A lead sponsor of the bill says passing this puts the state senate on the right side of history.
"This is actually a really huge step," said Jean-Luc Pierite, President of the North American Indian Center of Boston.
Native American tribal leaders and activists have been calling for a change to the state seal for decades. The Senate took a big step toward making that happen Tuesday night.
It's been a long time coming. A version of this legislation was first filed in 1985. As a result of the Black Lives Matter movement and more focus on racial justice, this issue has come to the forefront," State Senator Jason Lewis, a Democrat from Winchester, told WBZ-TV.
The seal features a Native American man and above his head is an arm holding a sword.
"We're talking about imagery that is very evocative of the violence and the intergenerational trauma that our local community has faced. It is well time for us to reconcile with that image," Pierite told WBZ.

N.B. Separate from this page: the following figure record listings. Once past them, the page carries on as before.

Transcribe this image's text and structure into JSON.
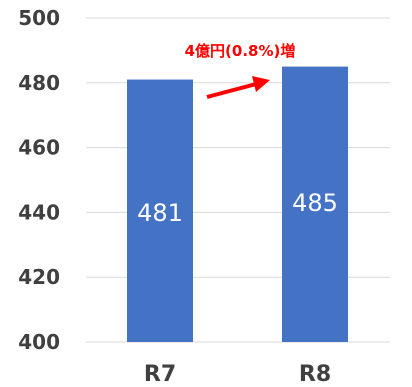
{
  "chart_data": {
    "type": "bar",
    "categories": [
      "R7",
      "R8"
    ],
    "values": [
      481,
      485
    ],
    "data_labels": [
      "481",
      "485"
    ],
    "ylim": [
      400,
      500
    ],
    "yticks": [
      "400",
      "420",
      "440",
      "460",
      "480",
      "500"
    ],
    "grid": true,
    "bar_color": "#4472C4",
    "annotation": {
      "text": "4億円(0.8%)増",
      "color": "#FF0000"
    }
  }
}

The commission revising the seal would be made up of five members who are descendants of tribes with a historical presence in Massachusetts, four members appointed by the governor and the executive directors of several groups, including the Massachusetts Commission on Indian Affairs and the Massachusetts Historical Commission.
"We want Massachusetts to be a welcoming place for all people and that's why it's important that our official emblems reflect that," Lewis said.
The bill now goes to the House for consideration.
The Senate hopes the commission can come up with recommendations for a new seal by October 2021.